Whether it is a diagnosis of BPD, or any other diagnosis, there is the potential for significant harm to result when the subjective experience of any individual is replaced by an objectively derived diagnostic category. “The danger of a single story” is effectively described by Chimamanda Ngozi Adichie in her 2009 TED Talk. And although she is speaking primarily about the single stories that are applied to people from countries and cultures other than our own, Adichie’s messaging is directly applicable to the dangers that can occur when individuals who live with states of emotional distress have their histories and their selves replaced by psychiatric diagnoses.
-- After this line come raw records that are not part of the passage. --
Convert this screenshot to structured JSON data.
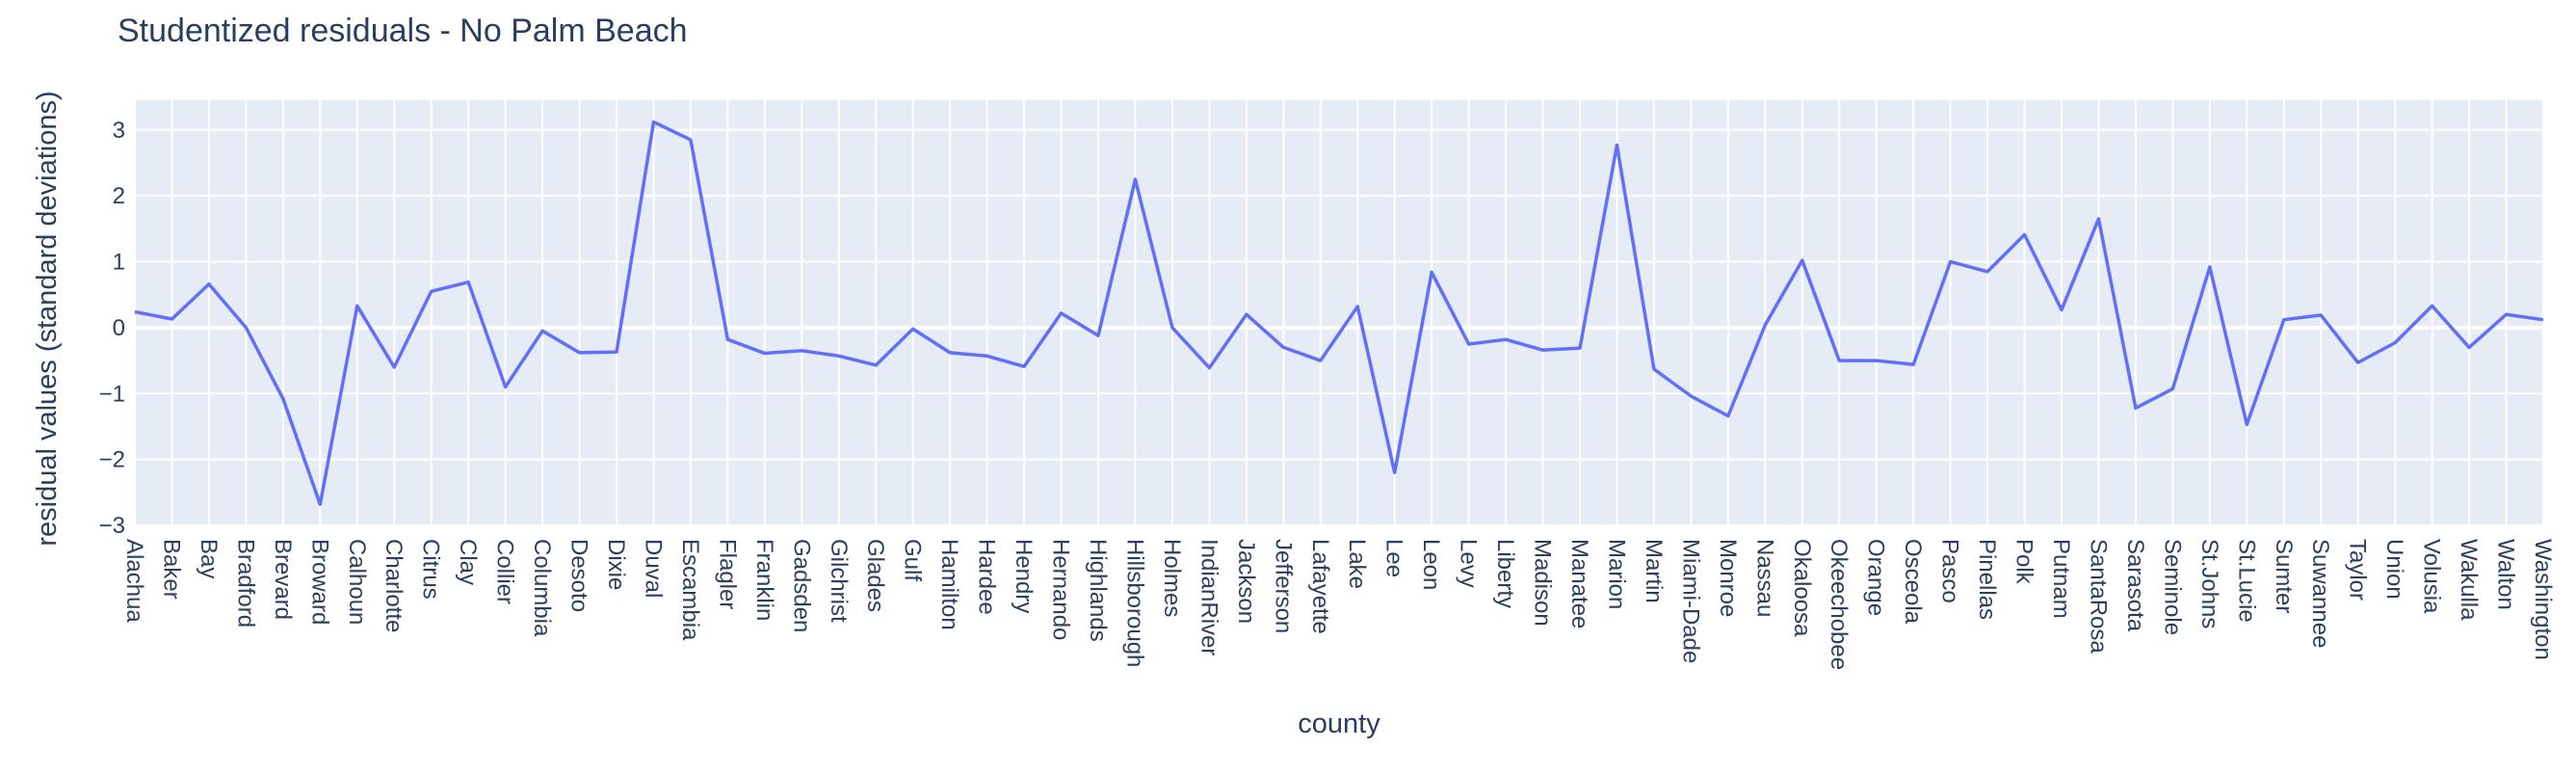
{
  "chart_data": {
    "type": "line",
    "title": "Studentized residuals - No Palm Beach",
    "xlabel": "county",
    "ylabel": "residual values (standard deviations)",
    "ylim": [
      -3,
      3.45
    ],
    "yticks": [
      3,
      2,
      1,
      0,
      -1,
      -2,
      -3
    ],
    "ytick_labels": [
      "3",
      "2",
      "1",
      "0",
      "−1",
      "−2",
      "−3"
    ],
    "grid": true,
    "legend": "none",
    "colors": {
      "line": "#636efa",
      "plot_bg": "#e5ecf6",
      "grid": "#ffffff",
      "text": "#2a3f5f"
    },
    "series": [
      {
        "x": [
          "Alachua",
          "Baker",
          "Bay",
          "Bradford",
          "Brevard",
          "Broward",
          "Calhoun",
          "Charlotte",
          "Citrus",
          "Clay",
          "Collier",
          "Columbia",
          "Desoto",
          "Dixie",
          "Duval",
          "Escambia",
          "Flagler",
          "Franklin",
          "Gadsden",
          "Gilchrist",
          "Glades",
          "Gulf",
          "Hamilton",
          "Hardee",
          "Hendry",
          "Hernando",
          "Highlands",
          "Hillsborough",
          "Holmes",
          "IndianRiver",
          "Jackson",
          "Jefferson",
          "Lafayette",
          "Lake",
          "Lee",
          "Leon",
          "Levy",
          "Liberty",
          "Madison",
          "Manatee",
          "Marion",
          "Martin",
          "Miami-Dade",
          "Monroe",
          "Nassau",
          "Okaloosa",
          "Okeechobee",
          "Orange",
          "Osceola",
          "Pasco",
          "Pinellas",
          "Polk",
          "Putnam",
          "SantaRosa",
          "Sarasota",
          "Seminole",
          "St.Johns",
          "St.Lucie",
          "Sumter",
          "Suwannee",
          "Taylor",
          "Union",
          "Volusia",
          "Wakulla",
          "Walton",
          "Washington"
        ],
        "y": [
          0.24,
          0.13,
          0.66,
          0.0,
          -1.08,
          -2.68,
          0.33,
          -0.6,
          0.55,
          0.69,
          -0.9,
          -0.05,
          -0.38,
          -0.37,
          3.12,
          2.85,
          -0.18,
          -0.39,
          -0.35,
          -0.43,
          -0.57,
          -0.02,
          -0.38,
          -0.43,
          -0.59,
          0.22,
          -0.12,
          2.25,
          0.0,
          -0.61,
          0.2,
          -0.3,
          -0.5,
          0.32,
          -2.2,
          0.84,
          -0.25,
          -0.18,
          -0.34,
          -0.31,
          2.77,
          -0.63,
          -1.04,
          -1.34,
          0.04,
          1.02,
          -0.5,
          -0.5,
          -0.56,
          1.0,
          0.85,
          1.41,
          0.27,
          1.65,
          -1.22,
          -0.93,
          0.92,
          -1.47,
          0.12,
          0.19,
          -0.53,
          -0.23,
          0.33,
          -0.3,
          0.2,
          0.12
        ]
      }
    ]
  }
}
These views, especially the vitriol (like that expressed in the RCPUK advert) that is routinely expressed towards those who are given a PD diagnosis, are not new. Years ago, I recall hearing a case manager at a community mental health organization say, “not another PD! I can’t handle any more PD’s on my caseload!”, right after she had been given the intake file for a new client, a person she had yet to meet. Too often, these diagnoses become single stories that have the potential to be dangerous. These perspectives are not isolated to the Royal College of Psychiatrists in the UK. They are widespread and pervasive here in Canada too.

Today, the RCPUK posted an apology, stating “The language and sentiments underpinning the words we used were unacceptable + completely against our values.” Too little, too late? Hard to swallow? Disingenuous? Or, can this accidental admission of hostility, and the subsequent apology, be used as an opportunity to make yet one more call for much needed changes in how emotional distress is framed and responded to by psychiatry, and by the larger field of mental health care?